In Italia mancano all’appello 30.000 medici e 250.000 infermieri. Questo il dato che emerge dal 18° Rapporto Ufficiale presentato due giorni fa dal Centro per la ricerca economica applicata alla Sanità.
Il rapporto del CREA, organismo indipendente dell’Università di Roma Tor Vergata, spiega che se si volesse colmare questo terribile gap sarebbe necessario aumentare la spesa corrente del SSN di 30,5 miliardi di euro. “Malgrado le immissioni di personale – vi si legge – l’Italia continua a disporre di un numero di infermieri rispetto alla popolazione notevolmente inferiore agli altri Paesi europei: 5,7 infermieri per 1.000 abitanti in Italia, contro i 9,4 della media di Francia, Germania, Regno Unito e Spagna. Per quanto concerne i medici, l’Italia ne risulta avere 3,9 ogni 1.000 abitanti, contro i 3,8 dei Paesi europei di riferimento”.

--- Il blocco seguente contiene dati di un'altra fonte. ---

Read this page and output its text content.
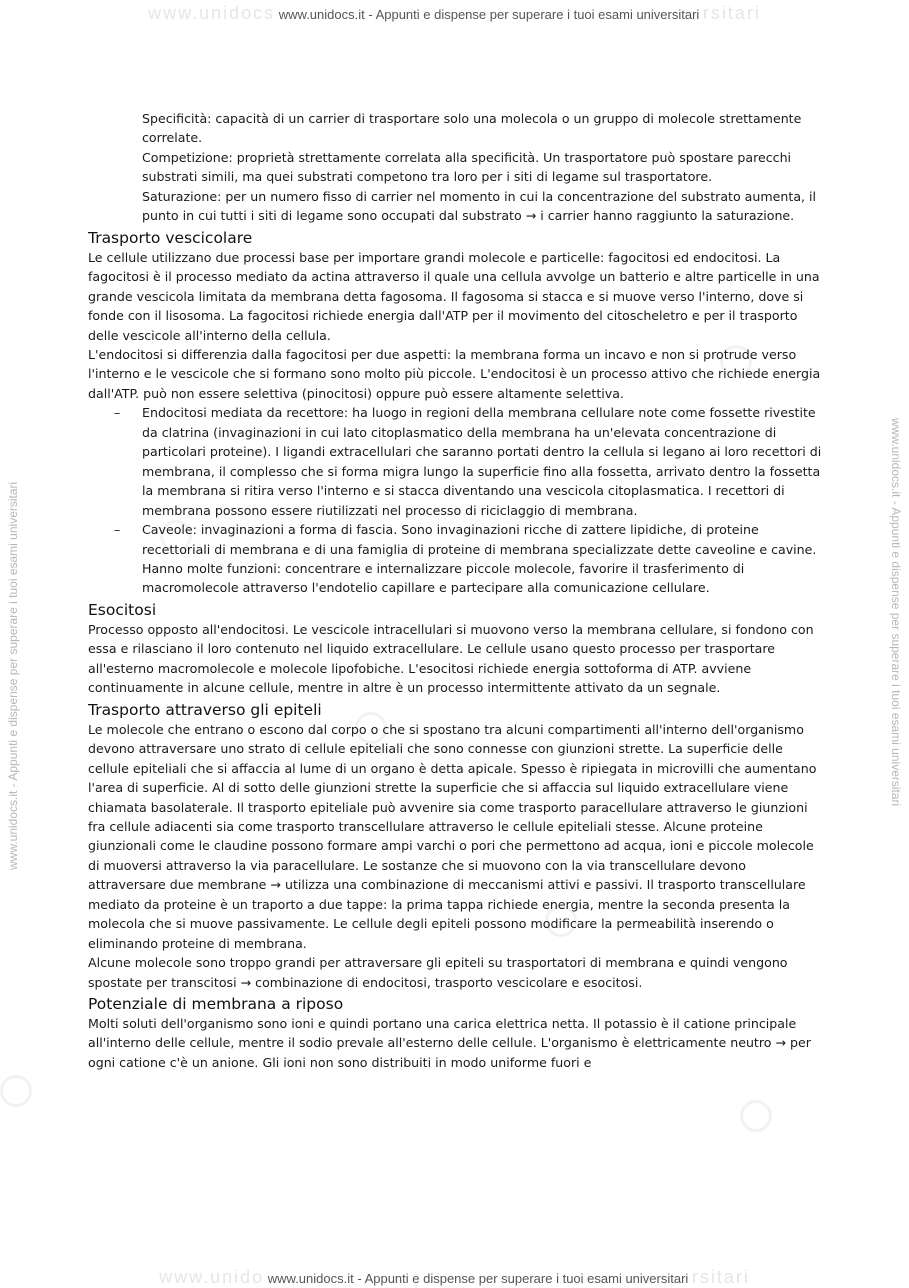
www.unidocs www.unidocs.it - Appunti e dispense per superare i tuoi esami universitari rsitari
www.unidocs.it - Appunti e dispense per superare i tuoi esami universitari	www.unidocs.it - Appunti e dispense per superare i tuoi esami universitari

Specificità: capacità di un carrier di trasportare solo una molecola o un gruppo di molecole strettamente correlate.

Competizione: proprietà strettamente correlata alla specificità. Un trasportatore può spostare parecchi substrati simili, ma quei substrati competono tra loro per i siti di legame sul trasportatore.

Saturazione: per un numero fisso di carrier nel momento in cui la concentrazione del substrato aumenta, il punto in cui tutti i siti di legame sono occupati dal substrato → i carrier hanno raggiunto la saturazione.

Trasporto vescicolare

Le cellule utilizzano due processi base per importare grandi molecole e particelle: fagocitosi ed endocitosi. La fagocitosi è il processo mediato da actina attraverso il quale una cellula avvolge un batterio e altre particelle in una grande vescicola limitata da membrana detta fagosoma. Il fagosoma si stacca e si muove verso l'interno, dove si fonde con il lisosoma. La fagocitosi richiede energia dall'ATP per il movimento del citoscheletro e per il trasporto delle vescicole all'interno della cellula.

L'endocitosi si differenzia dalla fagocitosi per due aspetti: la membrana forma un incavo e non si protrude verso l'interno e le vescicole che si formano sono molto più piccole. L'endocitosi è un processo attivo che richiede energia dall'ATP. può non essere selettiva (pinocitosi) oppure può essere altamente selettiva.

– Endocitosi mediata da recettore: ha luogo in regioni della membrana cellulare note come fossette rivestite da clatrina (invaginazioni in cui lato citoplasmatico della membrana ha un'elevata concentrazione di particolari proteine). I ligandi extracellulari che saranno portati dentro la cellula si legano ai loro recettori di membrana, il complesso che si forma migra lungo la superficie fino alla fossetta, arrivato dentro la fossetta la membrana si ritira verso l'interno e si stacca diventando una vescicola citoplasmatica. I recettori di membrana possono essere riutilizzati nel processo di riciclaggio di membrana.
– Caveole: invaginazioni a forma di fascia. Sono invaginazioni ricche di zattere lipidiche, di proteine recettoriali di membrana e di una famiglia di proteine di membrana specializzate dette caveoline e cavine. Hanno molte funzioni: concentrare e internalizzare piccole molecole, favorire il trasferimento di macromolecole attraverso l'endotelio capillare e partecipare alla comunicazione cellulare.
Esocitosi

Processo opposto all'endocitosi. Le vescicole intracellulari si muovono verso la membrana cellulare, si fondono con essa e rilasciano il loro contenuto nel liquido extracellulare. Le cellule usano questo processo per trasportare all'esterno macromolecole e molecole lipofobiche. L'esocitosi richiede energia sottoforma di ATP. avviene continuamente in alcune cellule, mentre in altre è un processo intermittente attivato da un segnale.

Trasporto attraverso gli epiteli

Le molecole che entrano o escono dal corpo o che si spostano tra alcuni compartimenti all'interno dell'organismo devono attraversare uno strato di cellule epiteliali che sono connesse con giunzioni strette. La superficie delle cellule epiteliali che si affaccia al lume di un organo è detta apicale. Spesso è ripiegata in microvilli che aumentano l'area di superficie. Al di sotto delle giunzioni strette la superficie che si affaccia sul liquido extracellulare viene chiamata basolaterale. Il trasporto epiteliale può avvenire sia come trasporto paracellulare attraverso le giunzioni fra cellule adiacenti sia come trasporto transcellulare attraverso le cellule epiteliali stesse. Alcune proteine giunzionali come le claudine possono formare ampi varchi o pori che permettono ad acqua, ioni e piccole molecole di muoversi attraverso la via paracellulare. Le sostanze che si muovono con la via transcellulare devono attraversare due membrane → utilizza una combinazione di meccanismi attivi e passivi. Il trasporto transcellulare mediato da proteine è un traporto a due tappe: la prima tappa richiede energia, mentre la seconda presenta la molecola che si muove passivamente. Le cellule degli epiteli possono modificare la permeabilità inserendo o eliminando proteine di membrana.

Alcune molecole sono troppo grandi per attraversare gli epiteli su trasportatori di membrana e quindi vengono spostate per transcitosi → combinazione di endocitosi, trasporto vescicolare e esocitosi.

Potenziale di membrana a riposo

Molti soluti dell'organismo sono ioni e quindi portano una carica elettrica netta. Il potassio è il catione principale all'interno delle cellule, mentre il sodio prevale all'esterno delle cellule. L'organismo è elettricamente neutro → per ogni catione c'è un anione. Gli ioni non sono distribuiti in modo uniforme fuori e

www.unido www.unidocs.it - Appunti e dispense per superare i tuoi esami universitari rsitari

Passando ai conti, il CREA calcola che per sviluppare il territorio secondo il PNRR servono tra i 40mila e gli 80mila infermieri, ma trovarli oggi è difficile: l’attrattività della professione è bassa, e solo l’1% degli studenti sceglie questo corso di laurea, contro una media del 3% negli altri paesi UE. Molti i fattori che dissuadono i ragazzi dall’intraprendere questa professione: la retribuzione, che è il 40% inferiore rispetto alla media europea, nonostante l’enorme mole di lavoro a cui sono sottoposti gli infermieri, saltata agli aocchi di tutti con la pandemia; pochi posti messi a bando nelle università per la laurea in infermieristica, tra i più bassi nelle posizioni dei Paesi OCSE; pressochè inesistenti possibilità di carriera. E questa carenza non si colma nemmeno con infermieri provenienti dall’estero: nel nostro Paese questa specifica forza lavoro si ferma al 4,8% contro il 25,9% della Svizzera o il 15,4% del Regno Unito e l’8,9% della Germania.
«Il Rapporto conferma l’allarme che da tempo stiamo lanciando – afferma Barbara Mangiacavalli, presidente della Fnopi – Federazione nazionale degli ordini delle professioni infermieristiche – e ne avvalora le soluzioni che abbiamo già proposto. Per aumentare l’attrattività della professione si deve prevedere nei LEA (livelli essenziali di assistenza) la branca specialistica assistenziale per uniformare le prestazioni a livello regionale e nazionale; deve essere valorizzata la formazione infermieristica negli atenei, con l’istituzione di lauree magistrali a indirizzo clinico e apposite scuole di specializzazione; va riconosciuta la specificità del ruolo svolto dagli infermieri professionisti nelle organizzazioni sanitarie, con migliori remunerazioni». «È necessario – sostiene ancora Mangiacavalli – superare il vincolo di esclusività per consentire una modalità di lavoro più agile agli infermieri dipendenti, che sono la maggioranza di quelli attivi nel nostro paese. Cosa questa che in altri Paesi UE già avviene da tempo».
«È necessario raggiungere almeno il 7,5% di valore della spesa sanitaria pubblica in rapporto al PIL, considerato che la media dei Paesi OCSE è 7,2%. Senza ulteriori risorse il sistema sarà presto incapace di garantire servizi e prestazioni adeguati, puntuali e di qualità. Il rischio è concreto, perchè al finanziamento della sanità pubblica mancano 50 miliardi di euro per raggiungere i valori degli altri Paesi UE, rispetto ai quali la spesa sanitaria italiana registra, nel 2021, una forbice del -38% circa (75,6% della spesa contro una media europea dell’82,9%) – afferma Barbara Cittadini, Presidente nazionale di AIOP – Associazione italiana ospedalità privata – Da anni l’agenda politica italiana trascura la sanità, con ridimensionamenti del personale e scelte programmatiche errate, in un generale impoverimento degli asset del sistema sanitario di cui oggi tutti paghiamo le conseguenze. Senza risposte adeguate alla domanda di salute della popolazione, con investimenti in progettualità, strutture, tecnologia e risorse umane, si dovrà passare al cosiddetto universalismo selettivo, che privilegia l’accesso dei più fragili, con un grave impatto sull’equità del sistema sanitario».
Secondo Cittadini «per garantire una risposta puntuale alla domanda di salute della popolazione bisogna risolvere criticità improcrastinabili e drammatiche per i cittadini, quali liste di attesa, mobilità passiva non fisiologica e rinuncia alle cure, per avviare poi un radicale intervento sull’intero sistema del welfare sociosanitario italiano, e segnatamente con nuovi standard organizzativi e strutturali, il totale aggiornamento delle tariffe e la vera tutela degli operatori”.